Scanning electron micrographs of particles of organo-mineral microfloc from “non-settleable particles” fraction with settling velocities between 10−5 and 10−2 mm s−1 (a); and of floc dominated by mineral particles from the “quickly settleable particles” with settling velocities between 10−1 and 1 mm s−1 (b)

4 Conclusions

  • The abundance of culturable E. coli in the studied karst aquifer reflected the previous contamination of the creek by run-off and soil leaching, both depending on the hydrological conditions and the land use (pasture).

  • The contamination of the water by culturable E. coli decreased by about one to three orders of magnitude from the sinkhole to the well, mainly due to the strong dilution of the surface water within the groundwater.

  • At the sinkhole, the structure of the E. coli population in water—i.e. the distribution of phylogroups—varied with the hydrological conditions and the land use, with a higher proportion of B1 phylogroup of bovine origin during pasture.
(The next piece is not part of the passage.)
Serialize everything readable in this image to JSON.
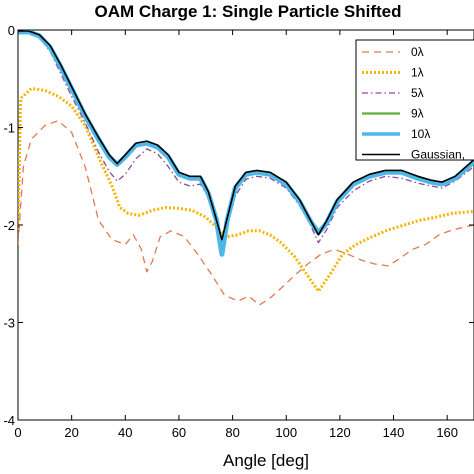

  • The input of E. coli strain resistant to more than three classes of antibiotics (i.e. a multiple antibiotic-resistant strain) was linked to contamination of human origin during a rainfall event.

  • Irrespective of the hydrological conditions, the karst system is a permanent reservoir of viable E. coli even when culturable E. coli became undetectable in the drinking water pumped out at the well during dry periods.

  • Following a rainfall event or during a dry period, both populations of culturable and viable but non-culturable E. coli are mainly associated with non-settleable particles, corresponding to organic or organo-mineral microflocs.

In 2015, the main conclusions drawn regarding the karst aquifer and rivers were reported to the stakeholders and to the French ministry of health, to enable assessment of the microbiological risk due to the spread of antibiotic-resistant bacteria, according to the DPSIR (Driving forces—Pressure-State-Impact-Response) concept.